When I was in college, I had a boyfriend break up with me the day before I had a big essay due and two final exams. Naturally, I ended up receiving some of the worst grades of my academic career. I learned that timing should be considered when it comes to big emotional events.
Of Course, It’s Not All About Me
I always also consider what my partner has going on before dropping a breakup on them. I’ll consider what stressors they might have.
I make sure to pick a time when they’ll be able to really process the breakup, be surrounded by supportive friends or family, and won’t have to deal with other things on their plate while doing so.
There Are Other Factors To Consider As Well
I always look at the big picture when planning a breakup. Did I agree to go as a plus-one to a wedding that weekend? If so, it would be rude to break up right before that.
Is there a major holiday, like Christmas, coming up? If so, perhaps I should break up with them before they think about getting me a gift.
The Exact Time And Place Are Important, Too
Another facet of planning a breakup is to figure out a time and place that are mutually beneficial to both parties.
I’ll never do a breakup before my partner or I have to go to an event immediately afterward. I think it’s in good taste to do breakups in a private space in case the other person wants to cry so that they can feel comfortable knowing that no one is watching.
It’s Not An Excuse To Put Off A Breakup
I would like to be clear: “scheduling” your breakup isn’t an excuse to put off doing the deed for a long period of time because you’re dreading it.
In my opinion, the furthest in advance that you should schedule your breakup is four weeks out, and that’s only in the situation where there are no feasible times before that are considerate of your partner’s feelings. I would say that the sooner, the better.
I Have Been Called “Cold” For This Practice Before
I’ve had people in my life criticize me for planning out my breakups in advance. Some say that it’s more important to express my feelings when I feel them rather than making a partner wait.

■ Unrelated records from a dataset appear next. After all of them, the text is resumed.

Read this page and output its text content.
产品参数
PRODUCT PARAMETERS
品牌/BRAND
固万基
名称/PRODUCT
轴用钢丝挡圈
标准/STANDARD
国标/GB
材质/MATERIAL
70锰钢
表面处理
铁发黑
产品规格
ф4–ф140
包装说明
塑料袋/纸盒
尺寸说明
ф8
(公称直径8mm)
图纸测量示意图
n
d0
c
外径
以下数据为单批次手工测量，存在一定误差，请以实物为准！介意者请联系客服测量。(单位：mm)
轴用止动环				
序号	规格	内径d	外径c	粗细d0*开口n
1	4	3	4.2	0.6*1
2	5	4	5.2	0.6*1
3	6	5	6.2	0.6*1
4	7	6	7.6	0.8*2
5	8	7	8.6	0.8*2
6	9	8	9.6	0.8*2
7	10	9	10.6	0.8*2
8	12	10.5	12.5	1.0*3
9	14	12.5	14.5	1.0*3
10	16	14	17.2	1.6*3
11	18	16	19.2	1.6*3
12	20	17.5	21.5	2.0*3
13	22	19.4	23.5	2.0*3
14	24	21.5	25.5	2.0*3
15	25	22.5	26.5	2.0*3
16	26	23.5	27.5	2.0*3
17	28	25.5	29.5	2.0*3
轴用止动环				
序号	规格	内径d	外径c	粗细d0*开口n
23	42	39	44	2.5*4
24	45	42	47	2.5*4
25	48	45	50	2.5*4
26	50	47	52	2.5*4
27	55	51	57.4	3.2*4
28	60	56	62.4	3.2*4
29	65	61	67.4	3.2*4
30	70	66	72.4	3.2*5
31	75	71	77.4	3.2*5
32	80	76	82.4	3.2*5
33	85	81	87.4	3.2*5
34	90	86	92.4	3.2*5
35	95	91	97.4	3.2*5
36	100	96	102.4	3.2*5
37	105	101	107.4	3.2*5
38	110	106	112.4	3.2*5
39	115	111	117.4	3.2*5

Personally, I think scheduling in advance allows me to make sure I’m not being rash in the decision as well as giving me a chance to really figure out my thoughts so I can communicate them with my partner when I decide to follow through on the breakup.
I’m Not Saying It’s For Everyone
Relationships don’t come with a manual, and there is no one “right” way to break up with someone. While scheduling and planning are helpful ways to approach the act, there are other ways to go about it that are equally as valid.
However, if you’re someone who can get anxious about how breakups will affect the other parts of your life, or if you’re someone who finds peace in having things organized and scheduled, I recommend giving it a shot if you (unfortunately) have to break up with someone someday.